- Film poster
- Traditional Chinese: 神算
- Simplified Chinese: 神算
- Hanyu Pinyin: Shén Suàn
- Jyutping: San4 Syun3
- Directed by: Michael Hui
- Screenplay by: Michael Hui Dayo Wong
- Story by: Michael Hui
- Produced by: Michael Hui
- Starring: Michael Hui Leon Lai Ricky Hui Winnie Lau Sunny Fang
- Cinematography: Herman Yau
- Edited by: Teddy Chan
- Music by: Tats Lau
- Production companies: Hui's Film Production Topping Time Films
- Distributed by: Newport Entertainment
- Release date: 24 January 1992;
- Country: Hong Kong
- Language: Cantonese
- Box office: HK$36,399,307

= The Magic Touch (film) =

1992 Hong Kong film by Michael Hui

The Magic Touch (神算) is a 1992 Hong Kong comedy film written, produced and directed by Michael Hui, and stars Hui himself alongside Leon Lai.

==Plot==
Hui Wai-kuk (Michael Hui) tells people's fortunes by feeling their bones. In reality, he is a scammer who is able to read minds of others because he has gathered information about them in advance; he is able to make a lot of money. The wife of Commissioner David Ho (Philip Chan) of the Inland Revenue Department (IRD) is suspicious that her husband is cheating on her. Hui tells Mrs. Ho the name of the mistress. She then scolds Ho in his office.

Ho sends junior assessor Yau Ho-kei (Leon Lai) to investigate Hui's income. Yau does not work seriously, but he wants to stand out. During the investigation, Hui sustains a brain injury causing his coma. After he wakes up, he discovers that he has gained superpowers, being able to feel people's bones and see their future.

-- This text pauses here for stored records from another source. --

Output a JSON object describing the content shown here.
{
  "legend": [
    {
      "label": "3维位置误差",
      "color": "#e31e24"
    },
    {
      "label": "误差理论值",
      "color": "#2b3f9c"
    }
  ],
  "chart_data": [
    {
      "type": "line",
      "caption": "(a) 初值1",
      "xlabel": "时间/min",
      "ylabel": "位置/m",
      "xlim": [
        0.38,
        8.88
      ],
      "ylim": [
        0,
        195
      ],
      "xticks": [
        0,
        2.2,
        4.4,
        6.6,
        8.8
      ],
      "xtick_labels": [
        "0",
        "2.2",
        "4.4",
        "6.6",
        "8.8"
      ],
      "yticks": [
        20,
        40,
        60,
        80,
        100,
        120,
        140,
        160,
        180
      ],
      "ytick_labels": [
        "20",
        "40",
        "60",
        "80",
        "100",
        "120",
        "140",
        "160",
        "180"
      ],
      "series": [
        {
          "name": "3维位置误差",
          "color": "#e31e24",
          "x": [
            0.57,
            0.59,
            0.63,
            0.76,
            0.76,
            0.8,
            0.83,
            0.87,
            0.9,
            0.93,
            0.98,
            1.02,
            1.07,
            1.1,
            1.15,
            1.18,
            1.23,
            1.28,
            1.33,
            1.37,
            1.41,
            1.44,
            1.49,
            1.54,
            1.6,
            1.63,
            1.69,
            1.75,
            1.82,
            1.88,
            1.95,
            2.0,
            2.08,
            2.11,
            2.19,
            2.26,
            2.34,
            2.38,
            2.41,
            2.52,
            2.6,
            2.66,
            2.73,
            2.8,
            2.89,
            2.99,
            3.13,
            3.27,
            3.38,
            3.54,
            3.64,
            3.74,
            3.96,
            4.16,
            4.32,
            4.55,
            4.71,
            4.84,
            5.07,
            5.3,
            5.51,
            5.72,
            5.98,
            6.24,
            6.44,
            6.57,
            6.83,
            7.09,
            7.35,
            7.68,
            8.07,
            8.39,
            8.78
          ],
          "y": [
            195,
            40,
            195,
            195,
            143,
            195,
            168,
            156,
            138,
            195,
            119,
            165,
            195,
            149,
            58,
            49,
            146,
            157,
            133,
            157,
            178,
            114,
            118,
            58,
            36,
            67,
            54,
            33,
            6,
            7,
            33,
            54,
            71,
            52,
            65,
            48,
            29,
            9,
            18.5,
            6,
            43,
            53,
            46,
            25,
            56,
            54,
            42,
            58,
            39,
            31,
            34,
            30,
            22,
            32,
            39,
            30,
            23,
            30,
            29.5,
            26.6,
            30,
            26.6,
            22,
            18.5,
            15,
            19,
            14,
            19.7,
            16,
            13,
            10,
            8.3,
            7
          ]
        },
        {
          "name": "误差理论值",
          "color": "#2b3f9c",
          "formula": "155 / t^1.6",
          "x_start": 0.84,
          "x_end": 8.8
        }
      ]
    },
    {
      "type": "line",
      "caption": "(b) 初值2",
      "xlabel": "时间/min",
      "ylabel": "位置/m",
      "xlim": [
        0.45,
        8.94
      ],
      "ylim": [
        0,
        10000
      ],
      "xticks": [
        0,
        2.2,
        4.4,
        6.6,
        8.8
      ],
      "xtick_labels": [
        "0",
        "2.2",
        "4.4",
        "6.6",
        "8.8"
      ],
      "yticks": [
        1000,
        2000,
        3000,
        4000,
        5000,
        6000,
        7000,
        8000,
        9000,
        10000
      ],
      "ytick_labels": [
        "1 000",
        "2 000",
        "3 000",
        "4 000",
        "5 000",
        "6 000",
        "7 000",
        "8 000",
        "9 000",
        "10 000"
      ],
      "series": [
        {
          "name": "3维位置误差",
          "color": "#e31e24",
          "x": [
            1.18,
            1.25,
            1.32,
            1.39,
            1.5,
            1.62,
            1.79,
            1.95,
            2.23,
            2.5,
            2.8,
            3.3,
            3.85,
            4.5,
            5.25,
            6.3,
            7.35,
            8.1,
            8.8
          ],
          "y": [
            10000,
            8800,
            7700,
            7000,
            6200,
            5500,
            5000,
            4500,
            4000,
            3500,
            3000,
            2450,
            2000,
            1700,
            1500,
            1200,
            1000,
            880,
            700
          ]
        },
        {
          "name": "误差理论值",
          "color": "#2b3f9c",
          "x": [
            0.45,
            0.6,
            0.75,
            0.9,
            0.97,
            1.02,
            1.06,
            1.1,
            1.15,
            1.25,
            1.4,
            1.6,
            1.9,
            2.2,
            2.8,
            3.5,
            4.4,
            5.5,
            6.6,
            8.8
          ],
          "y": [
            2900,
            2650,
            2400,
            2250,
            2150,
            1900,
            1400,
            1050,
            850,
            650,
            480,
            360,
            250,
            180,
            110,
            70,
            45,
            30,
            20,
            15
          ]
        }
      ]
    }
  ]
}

At this time, the IRD is investigating businessman Hung Sam (Sunny Fang) for tax evasion, but the case is progressing slowly. Yau arranges for Hui to get close to Hui for a chance "touch" to find out where Hung's accounting book is hidden.

At first, Hung thought Hui and Yau were gay and avoided them at all costs. But after discovering that Hui is a fortune teller, he hires the two, greatly trusts them, and reveals to them his drug business. Yau then reports information about Hung's drug business to Commissioner Ho. The case is cracked, Yau is then promoted to investigation superintendent and Hui, having assisted in the case, does not have to pay the tax that he owed for many years.

==Cast==
- Michael Hui as Hui Wai-kuk
- Leon Lai as Yau Ho-kei
- Ricky Hui as Fat
- Winnie Lau as Yeuk-lan
- Sunny Fang as Hung Sam
- Chan Hiu-ying as May
- Dayo Wong as William
- Michael Dinga as Senior Tax Inspector Lam
- Philip Chan as David Ho
- Carrie Ng as Inspector Fong Fong-fong
- Yonfan as Man in red at race course VIP
- Jamie Luk as One of Hung's thugs
- Wan Fat as One of Hung's thugs
- Wong Kwong-fai as One of Hung's thugs
- Lau Siu-cheung as Large Nurse
- Wong Man-shing as Rapist
- Lui Tat as Hospital patient
- Tin Kai-man as Hospital patient
- Teddy Chan as Bartender
- Eddie Chan as Mr. Cheung
- Zevia Tong as Mrs. Cheung
- Chan Choi-lin as Mrs. David Ho
- David Lai
- Sing Yan as Shapi Dog
- Hui Fan as Kei's mom
- Chan Wing-chiu as Tax inspector
- Cheng Chong as Rape victim
- Wong Man-kit
- Jacky Cheung
- Lee Tung-yue
- Yu Ngai-ho as Balding gangster
- Lam Ying-kit
- Cheung Kam-chuen
- Leung Kei-hei as Bettor at race VIP lounge
- Jameson Lam as Bettor at race VIP lounge
- Hui Si-man as Bettor at race VIP lounge
- Jim James as Bar customer
- Ho Chi-moon as Bar customer
- Hau Woon-ling as Sixth Grammy
- John Cheung as John
- Peter So as DJ
- Ernest Mauser as Priest at clinic
- Fei Pak as Policeman

==Theme song==
- Two Hearts Know (兩心知)
  - Composer: R. Aska
  - Lyricist: Jolan Heung
  - Singer: Leon Lai

==Reception==
===Critical===
Andrew Saroch of Far East Films rated the film 4 out of 5 stars and wrote "The Magic Touch features a constantly watchable narrative and a number of hilarious scenes; foremost among these is Hui's attempts to feel the villain's knuckles in a number of different and highly amusing situations."

===Box office===
The film grossed HK$36,399,307 at the Hong Kong box office during its theatrical run from 24 January to 19 February 1992 in Hong Kong. It remains as Michael Hui's highest-grossing film in his career.